Me: I 100% agree with my student-teacher (whose doing a great job of doing my real job while I'm home sick today). But the good news is, traditionally teams who emerge from the group of Death are the teams who compete for the title.  (Including Italy when they topped the US and Ghana in 2006--so at least we'll lose to the best?)"
Again I called for Argentina over Germany in the final, and again the Germans looked to be hard core, their build up to the trophy was impressive, and even though I gave in to the massive group think that we were building to Brazil V. Spain (Round 2), I knew they would be tough enough to make it to at least the quarterfinals--and that Benedikt Howdes would be brutal in defense (Sadly I was one round too early in my "injured Neymar" prediction.

The group stage started with Thomas Muller featuring prominently both as goal scorer, and Portugal's least favorite man, as they crushed the Portugese 4-0 (causing Zlatan Ibrahimovic to shake his head and go back to kicking gum into his mouth). They had perhaps their worst match of the whole tournament in a narrow 2-2 draw with Ghana where the Black Stars looked the better side for long stretches. The final day dawned with a result needed against the US and dreams of match fixing in the press. It wasn't nearly that serious as Germany controlled and the Yanks looked bedraggled before a 1-0 win.

The knockout stages started with a surprisingly game Algeria, repeating much of the same athletic end-to-end pressure that Ghana used so effectively. Though a pair of late goals gave Die Mannschaft a better result, it was dangerous for a while. 
Things were less dire versus the French in the quarters, as control and possession spelled the end for Les Blus. The blunted attack of Karim Benzema was just fine by the blunted attack of Miroslav Klose as they headed for the semis and the vaunted Brazilian side.

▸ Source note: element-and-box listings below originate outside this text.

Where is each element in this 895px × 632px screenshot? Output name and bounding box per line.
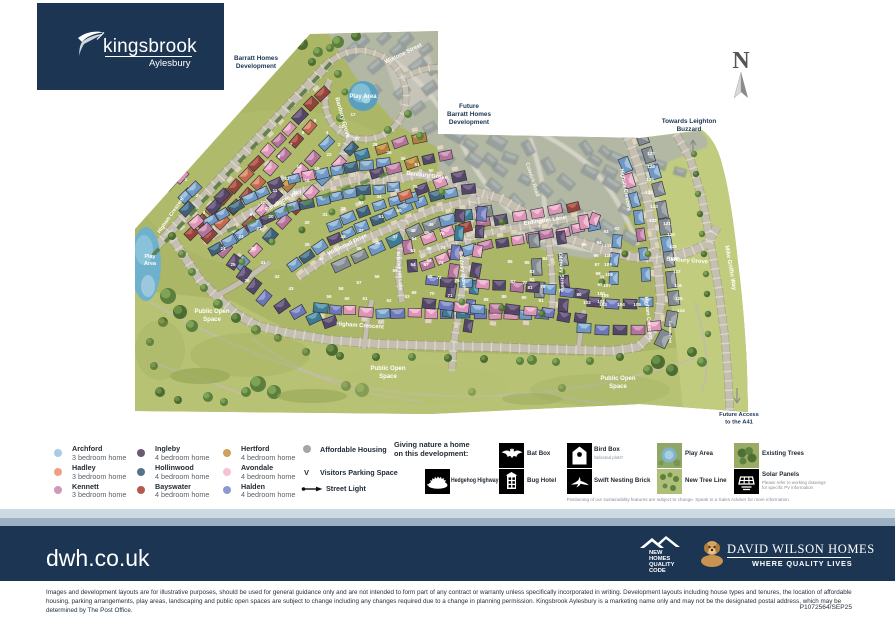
svg-text:12: 12 [284, 176, 290, 181]
svg-text:Culham Reld: Culham Reld [668, 321, 672, 343]
svg-text:51: 51 [414, 162, 420, 167]
svg-text:64: 64 [411, 236, 417, 241]
svg-text:92: 92 [614, 226, 620, 231]
svg-text:85: 85 [524, 260, 530, 265]
svg-text:52: 52 [410, 248, 416, 253]
svg-text:99: 99 [597, 282, 603, 287]
svg-text:89: 89 [501, 294, 507, 299]
svg-text:108: 108 [605, 272, 613, 277]
svg-text:2: 2 [338, 142, 341, 147]
svg-text:13: 13 [296, 164, 302, 169]
svg-text:42: 42 [274, 274, 280, 279]
svg-text:Development: Development [236, 63, 277, 70]
svg-text:110: 110 [604, 253, 612, 258]
svg-text:103: 103 [599, 302, 607, 307]
svg-text:28: 28 [372, 142, 378, 147]
svg-text:115: 115 [675, 296, 683, 301]
svg-text:93: 93 [603, 229, 609, 234]
svg-text:20: 20 [268, 214, 274, 219]
svg-text:106: 106 [601, 293, 609, 298]
svg-text:Area: Area [144, 261, 157, 267]
svg-text:23: 23 [238, 234, 244, 239]
svg-text:29: 29 [386, 150, 392, 155]
svg-text:32: 32 [340, 206, 346, 211]
svg-text:124: 124 [645, 190, 653, 195]
svg-text:to the A41: to the A41 [725, 419, 754, 425]
svg-text:126: 126 [647, 164, 655, 169]
svg-text:26: 26 [244, 278, 250, 283]
svg-text:78: 78 [540, 284, 546, 289]
svg-text:62: 62 [386, 298, 392, 303]
svg-text:17: 17 [350, 112, 356, 117]
svg-text:68: 68 [427, 274, 433, 279]
svg-text:88: 88 [483, 297, 489, 302]
svg-text:127: 127 [647, 151, 655, 156]
svg-text:16: 16 [304, 178, 310, 183]
svg-text:34: 34 [376, 194, 382, 199]
svg-text:22: 22 [326, 152, 332, 157]
svg-text:117: 117 [673, 269, 681, 274]
svg-text:73: 73 [438, 260, 444, 265]
svg-text:111: 111 [604, 243, 612, 248]
svg-text:46: 46 [374, 240, 380, 245]
svg-text:61: 61 [362, 296, 368, 301]
svg-text:Play Area: Play Area [349, 94, 377, 100]
svg-text:11: 11 [273, 188, 278, 193]
svg-text:97: 97 [594, 262, 600, 267]
svg-text:Public Open: Public Open [600, 376, 635, 382]
svg-text:81: 81 [527, 285, 533, 290]
svg-text:24: 24 [220, 246, 226, 251]
svg-text:48: 48 [410, 228, 416, 233]
svg-text:Public Open: Public Open [370, 366, 405, 372]
svg-text:Space: Space [379, 374, 397, 380]
svg-text:30: 30 [304, 220, 310, 225]
svg-text:35: 35 [394, 188, 400, 193]
svg-text:109: 109 [604, 262, 612, 267]
svg-text:121: 121 [663, 221, 671, 226]
svg-text:66: 66 [426, 246, 432, 251]
svg-text:56: 56 [374, 274, 380, 279]
svg-text:3: 3 [203, 210, 206, 215]
svg-text:82: 82 [529, 277, 535, 282]
svg-text:27: 27 [354, 136, 360, 141]
svg-text:Future Access: Future Access [719, 412, 759, 418]
svg-text:54: 54 [410, 262, 416, 267]
svg-text:98: 98 [595, 271, 601, 276]
svg-text:Public Open: Public Open [194, 309, 229, 315]
svg-text:31: 31 [322, 212, 328, 217]
svg-text:116: 116 [674, 283, 682, 288]
svg-text:37: 37 [358, 228, 364, 233]
svg-text:CODE: CODE [649, 568, 666, 574]
svg-text:41: 41 [260, 260, 266, 265]
svg-text:Play: Play [144, 254, 155, 260]
svg-text:Barratt Homes: Barratt Homes [234, 55, 278, 62]
svg-text:59: 59 [326, 294, 332, 299]
svg-text:33: 33 [358, 200, 364, 205]
svg-text:Barratt Homes: Barratt Homes [447, 111, 491, 118]
svg-text:47: 47 [392, 234, 398, 239]
svg-text:44: 44 [318, 256, 324, 261]
svg-text:9: 9 [250, 212, 253, 217]
svg-text:87: 87 [510, 279, 516, 284]
svg-text:65: 65 [424, 230, 430, 235]
svg-text:120: 120 [667, 232, 675, 237]
svg-text:91: 91 [538, 298, 544, 303]
svg-text:45: 45 [356, 246, 362, 251]
svg-text:57: 57 [356, 280, 362, 285]
svg-text:Future: Future [459, 103, 479, 110]
svg-text:2: 2 [196, 193, 199, 198]
svg-text:63: 63 [404, 294, 410, 299]
svg-text:67: 67 [423, 262, 429, 267]
svg-text:75: 75 [454, 278, 460, 283]
svg-text:1: 1 [185, 177, 188, 182]
svg-text:Towards Leighton: Towards Leighton [662, 118, 717, 125]
svg-text:60: 60 [344, 296, 350, 301]
svg-text:119: 119 [669, 244, 677, 249]
svg-text:69: 69 [411, 290, 417, 295]
svg-text:95: 95 [581, 242, 587, 247]
svg-text:Space: Space [609, 384, 627, 390]
svg-text:72: 72 [436, 275, 442, 280]
svg-text:94: 94 [596, 240, 602, 245]
svg-text:5: 5 [314, 118, 317, 123]
svg-text:105: 105 [633, 302, 641, 307]
svg-text:76: 76 [439, 231, 445, 236]
svg-text:30: 30 [400, 156, 406, 161]
svg-text:51: 51 [378, 214, 384, 219]
svg-text:50: 50 [396, 208, 402, 213]
svg-text:70: 70 [429, 291, 435, 296]
svg-text:36: 36 [412, 184, 418, 189]
svg-text:49: 49 [428, 222, 434, 227]
svg-text:90: 90 [521, 295, 527, 300]
svg-text:74: 74 [440, 245, 446, 250]
svg-text:Development: Development [449, 119, 490, 126]
svg-text:Buzzard: Buzzard [677, 126, 702, 133]
svg-text:25: 25 [230, 262, 236, 267]
svg-text:7: 7 [290, 142, 293, 147]
svg-text:83: 83 [529, 269, 535, 274]
svg-text:96: 96 [593, 253, 599, 258]
svg-text:21: 21 [256, 226, 262, 231]
svg-text:10: 10 [260, 200, 266, 205]
svg-text:86: 86 [507, 259, 513, 264]
svg-text:123: 123 [650, 204, 658, 209]
svg-text:38: 38 [340, 234, 346, 239]
svg-text:43: 43 [288, 286, 294, 291]
svg-text:71: 71 [447, 293, 453, 298]
svg-text:6: 6 [302, 130, 305, 135]
svg-text:107: 107 [603, 283, 611, 288]
svg-text:104: 104 [617, 302, 625, 307]
svg-text:4: 4 [326, 130, 329, 135]
svg-text:102: 102 [583, 300, 591, 305]
svg-text:122: 122 [649, 218, 657, 223]
svg-text:125: 125 [646, 177, 654, 182]
svg-text:Wistone Street: Wistone Street [169, 109, 202, 142]
svg-text:114: 114 [677, 308, 685, 313]
svg-text:84: 84 [542, 256, 548, 261]
svg-text:8: 8 [278, 154, 281, 159]
svg-text:80: 80 [576, 292, 582, 297]
svg-text:40: 40 [250, 246, 256, 251]
svg-text:N: N [732, 48, 750, 74]
svg-text:Space: Space [203, 317, 221, 323]
svg-text:15: 15 [314, 166, 320, 171]
svg-text:58: 58 [338, 286, 344, 291]
svg-text:39: 39 [304, 242, 310, 247]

Well...maybe they shouldn't have been that vaunted. Instead 7-1 has all the makings of a national joke for decades to come. The superlative style of focused, ingenious attacking made fans around the world sit up and take notice--as well as several other football players look on in shock.
By the time the final came around, Germany looked the safer pick--even against the Argentine squad I'd been plumping over Germany for six months, and while Argentina looked strong in the first half, the gas ran out of Lionel Messi's legs in the second. Yet the Germans couldn't capitalize and while it looked for all the world like we'd be doomed to the pig-kissing penalty-kick shoot out, that was when Mario Götze came up big, delivering the final goal of Germany's campaign, just as he had delivered the first in Hannover 22 months before.

No question about it the Germans are champions and deserve to be them. They have the best league in the world and a relatively young squad that continue to improve. But will they be the dominant force in football for the next six years (as Spain was before them)? Not that likely: Sweden, Ghana and Algeria all had answers for them and may provide the model for how to dethrone the current kings. But until that happens, live it up Germany, now is the time for you to shine (and make huge chunks of money on the transfer market). Savor the sunset now, because who knows how quickly we'll say happy trails to you next time around.
It's good to be it is...

(Okay, we probably will see you in the semi-finals AGAIN in Russia...but let us dream, okay?)